Tonight I was going to redeem myself with a roast and Yorkshire puddings. For Americans, I'll explain what that is.  The Yorkshire pudding is sort of like bread.  It's made primarily of flour, milk, and eggs.  It isn't particularly overly flavorful - not salty or sweet. It is individual servings made in muffin cups...similar to a mini bread cup that would presumably hold gravy.  Mine, however, were more like a gelatinous, bread-ish, tasteless substance for which there wasn't enough gravy in all of Europe.

I followed the recipe to the exact gram....12 Yorkshire puddings in muffin cups. And now 11 Yorkshire puddings are resting on top of the blueberry muffins, which are on top of the meatloaf.  Unfortunately there's no cork from the bottle of wine I should have drank after the night I had in the kitchen.  I somehow miraculously resisted the urge to open a bottle and drink it all after the next debacle I will now share.

So one of my favorite things to eat here is anything that is toffee flavored.  I spent three weeks straight eating sticky toffee pudding at least once a day. Sticky toffee pudding is a warm mini cake with melted toffee sauce on it. Divine. I wasn't actually tired of eating it, even after three weeks, but I was pretty disgusted with myself so I put a stop to the practice.  

Anyway, I found a recipe for toffee cookie bars - it was in Food Network magazine, in fact, my last real paper issue, as I've had to switch to digital since moving.  The measurements were American; for example, it called for two sticks of butter. Butter here is in squares and is measured in grams...looks nothing like a stick of butter in the US. So I had to go online to figure out how many tablespoons are in a stick of American butter, and then how many grams are in a tablespoon, and then figure how much British butter I needed for the recipe.

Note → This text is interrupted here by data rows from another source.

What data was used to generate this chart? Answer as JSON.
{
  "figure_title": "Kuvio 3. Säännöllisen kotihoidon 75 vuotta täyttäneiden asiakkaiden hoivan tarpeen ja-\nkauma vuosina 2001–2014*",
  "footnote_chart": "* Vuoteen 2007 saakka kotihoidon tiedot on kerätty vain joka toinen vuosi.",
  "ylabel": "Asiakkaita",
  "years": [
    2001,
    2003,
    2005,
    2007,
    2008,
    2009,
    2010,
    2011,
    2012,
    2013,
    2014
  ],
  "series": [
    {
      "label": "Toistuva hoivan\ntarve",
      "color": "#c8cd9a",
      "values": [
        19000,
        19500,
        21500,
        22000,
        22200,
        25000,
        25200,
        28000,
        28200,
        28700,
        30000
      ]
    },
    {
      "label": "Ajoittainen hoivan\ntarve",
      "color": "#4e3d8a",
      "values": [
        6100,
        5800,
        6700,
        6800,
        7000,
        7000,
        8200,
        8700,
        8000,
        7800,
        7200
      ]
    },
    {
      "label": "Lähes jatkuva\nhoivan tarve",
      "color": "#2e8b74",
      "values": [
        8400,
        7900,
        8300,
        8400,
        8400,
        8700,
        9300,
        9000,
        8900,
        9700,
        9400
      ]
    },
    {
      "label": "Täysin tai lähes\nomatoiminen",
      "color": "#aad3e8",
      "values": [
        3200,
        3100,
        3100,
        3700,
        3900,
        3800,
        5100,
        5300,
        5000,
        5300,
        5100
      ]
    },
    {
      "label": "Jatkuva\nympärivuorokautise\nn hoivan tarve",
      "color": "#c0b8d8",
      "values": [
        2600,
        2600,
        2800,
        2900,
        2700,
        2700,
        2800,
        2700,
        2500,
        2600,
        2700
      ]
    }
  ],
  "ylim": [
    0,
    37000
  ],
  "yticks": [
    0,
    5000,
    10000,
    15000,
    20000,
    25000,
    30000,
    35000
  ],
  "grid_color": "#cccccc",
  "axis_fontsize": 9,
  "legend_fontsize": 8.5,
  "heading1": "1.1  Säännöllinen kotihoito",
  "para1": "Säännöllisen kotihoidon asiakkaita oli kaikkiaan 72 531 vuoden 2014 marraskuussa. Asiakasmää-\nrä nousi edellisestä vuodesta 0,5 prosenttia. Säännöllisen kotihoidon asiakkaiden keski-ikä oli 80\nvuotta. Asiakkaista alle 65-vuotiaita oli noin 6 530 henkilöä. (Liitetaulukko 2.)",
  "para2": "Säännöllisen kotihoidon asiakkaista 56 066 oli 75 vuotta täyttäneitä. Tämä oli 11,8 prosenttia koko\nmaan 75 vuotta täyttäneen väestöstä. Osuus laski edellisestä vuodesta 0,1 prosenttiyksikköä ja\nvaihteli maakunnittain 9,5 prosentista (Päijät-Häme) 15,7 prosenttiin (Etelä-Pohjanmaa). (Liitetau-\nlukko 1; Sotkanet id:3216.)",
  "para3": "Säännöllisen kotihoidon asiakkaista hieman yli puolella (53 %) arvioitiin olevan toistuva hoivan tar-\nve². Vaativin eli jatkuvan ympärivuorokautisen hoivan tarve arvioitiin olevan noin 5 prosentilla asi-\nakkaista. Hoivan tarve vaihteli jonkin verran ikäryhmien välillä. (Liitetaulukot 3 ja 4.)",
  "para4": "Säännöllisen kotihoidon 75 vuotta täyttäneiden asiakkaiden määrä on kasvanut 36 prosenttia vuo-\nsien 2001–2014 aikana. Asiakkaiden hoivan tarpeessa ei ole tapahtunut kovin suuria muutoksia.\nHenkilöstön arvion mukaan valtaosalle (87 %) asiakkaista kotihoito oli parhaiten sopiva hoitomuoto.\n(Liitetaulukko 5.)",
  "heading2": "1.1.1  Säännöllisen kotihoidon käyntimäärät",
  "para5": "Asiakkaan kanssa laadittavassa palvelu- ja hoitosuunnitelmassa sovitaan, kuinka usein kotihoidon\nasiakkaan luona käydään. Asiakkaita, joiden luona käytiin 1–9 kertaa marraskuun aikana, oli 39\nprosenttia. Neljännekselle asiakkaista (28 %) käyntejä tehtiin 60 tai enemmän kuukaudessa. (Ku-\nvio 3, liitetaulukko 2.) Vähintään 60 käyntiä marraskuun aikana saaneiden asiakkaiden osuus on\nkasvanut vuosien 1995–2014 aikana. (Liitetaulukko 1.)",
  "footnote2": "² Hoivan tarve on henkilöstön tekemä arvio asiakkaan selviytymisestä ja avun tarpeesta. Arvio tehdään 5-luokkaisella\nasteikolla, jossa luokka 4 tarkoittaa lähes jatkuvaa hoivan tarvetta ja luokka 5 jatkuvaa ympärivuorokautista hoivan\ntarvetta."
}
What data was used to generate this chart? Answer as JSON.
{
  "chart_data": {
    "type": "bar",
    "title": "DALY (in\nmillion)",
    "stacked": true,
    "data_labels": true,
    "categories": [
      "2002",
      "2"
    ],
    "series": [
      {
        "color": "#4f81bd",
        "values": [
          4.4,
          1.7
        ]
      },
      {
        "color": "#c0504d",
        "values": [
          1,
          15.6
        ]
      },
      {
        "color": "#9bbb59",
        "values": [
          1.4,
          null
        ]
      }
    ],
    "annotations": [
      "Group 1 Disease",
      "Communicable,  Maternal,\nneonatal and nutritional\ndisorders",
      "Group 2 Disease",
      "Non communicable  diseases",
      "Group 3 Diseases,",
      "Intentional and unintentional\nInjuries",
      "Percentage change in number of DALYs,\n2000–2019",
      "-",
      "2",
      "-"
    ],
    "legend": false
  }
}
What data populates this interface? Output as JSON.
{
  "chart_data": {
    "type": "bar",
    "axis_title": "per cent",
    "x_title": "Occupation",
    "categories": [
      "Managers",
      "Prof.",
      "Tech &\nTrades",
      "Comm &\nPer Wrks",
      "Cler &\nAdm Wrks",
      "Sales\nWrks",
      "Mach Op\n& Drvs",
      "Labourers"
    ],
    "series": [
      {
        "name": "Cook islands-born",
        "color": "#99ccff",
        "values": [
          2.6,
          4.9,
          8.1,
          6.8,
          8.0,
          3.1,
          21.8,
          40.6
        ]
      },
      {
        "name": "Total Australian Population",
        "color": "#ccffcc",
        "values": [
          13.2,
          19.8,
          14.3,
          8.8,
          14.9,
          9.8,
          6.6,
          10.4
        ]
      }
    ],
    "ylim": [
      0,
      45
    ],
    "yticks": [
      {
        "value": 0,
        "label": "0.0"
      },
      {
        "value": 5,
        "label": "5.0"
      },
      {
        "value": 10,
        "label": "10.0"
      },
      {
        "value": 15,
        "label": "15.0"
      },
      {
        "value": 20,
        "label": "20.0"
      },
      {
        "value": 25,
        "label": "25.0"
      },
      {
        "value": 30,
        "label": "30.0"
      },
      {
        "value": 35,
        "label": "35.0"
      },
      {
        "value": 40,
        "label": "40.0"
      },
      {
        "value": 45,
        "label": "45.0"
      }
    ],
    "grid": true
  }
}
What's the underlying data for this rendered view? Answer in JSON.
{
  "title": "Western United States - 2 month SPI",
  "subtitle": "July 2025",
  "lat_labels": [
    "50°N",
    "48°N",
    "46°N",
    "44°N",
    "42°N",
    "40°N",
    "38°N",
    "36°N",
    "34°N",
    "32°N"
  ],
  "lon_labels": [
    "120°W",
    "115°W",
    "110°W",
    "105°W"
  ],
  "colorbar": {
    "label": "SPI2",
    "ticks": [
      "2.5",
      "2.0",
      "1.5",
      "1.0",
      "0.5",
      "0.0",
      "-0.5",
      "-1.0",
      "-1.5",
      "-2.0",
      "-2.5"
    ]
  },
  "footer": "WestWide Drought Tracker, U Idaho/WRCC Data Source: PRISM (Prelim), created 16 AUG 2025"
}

It was like a story problem from math class in sixth grade. 

I followed the recipe....butter, brown sugar, vanilla, eggs, flour - I didn't miss a single ingredient. I lined the pan with parchment paper - which yes, constitutes a lot of work, as I mentioned in my last post - but that was how committed I was to this dessert.  I put it in the oven, set the timer, and at the right time, I stuck the knife in the middle, as the recipe called for, to see if it came out clean.  Not yet - so I added a few more minutes to the timer. When that went off, I tried another knife test.  Still gooey.  I added more time. At the prompting of the timer, I tried again with another knife - STILL soupy. Are you seeing a pattern here?  Yeah.  Let's just say that the sink had a lot of knives with squishy toffee cake on them before I threw in the towel. The cake wasn't going to bake any more than it already had, and I was on the third food failure of the day - the fourth in 24 hours. 

Despite the fact that it was a nasty mess in the middle, the cake had been "baking" for an hour and smelled fabulous.  So when Husband asked, "When's that cake going to be ready?  It smells delicious," I started crying and said it wasn't ready, and it wasn't going to be ready, and that I had ruined yet another meal.  He laughed, in an attempt to lighten my mood and to show me that it wasn't a big deal - which made me shriek, "It's not funny!" which, of course, made him laugh harder because, really, it was hilarious. Ten minutes later Son 2 came down and asked, "Can I cut this cake?" and five minutes after that, Son 1 asked if he could have some of that cake in the kitchen. (It was too hot to throw away just yet.)  I won't tell you how I responded to their questions and subsequent disappointment at my answer. I know they've filed it away in their heads to be used as fuel for their skepticism toward all future dishes I prepare. 

A tiny light of hope comes from the fact that the roast was pretty good.  It could have been a bit more tender, but it was pink and juicy and flavorful. So I've got that going for me.  If we can salvage one bit of a meal every 24 hours around here, we might be okay.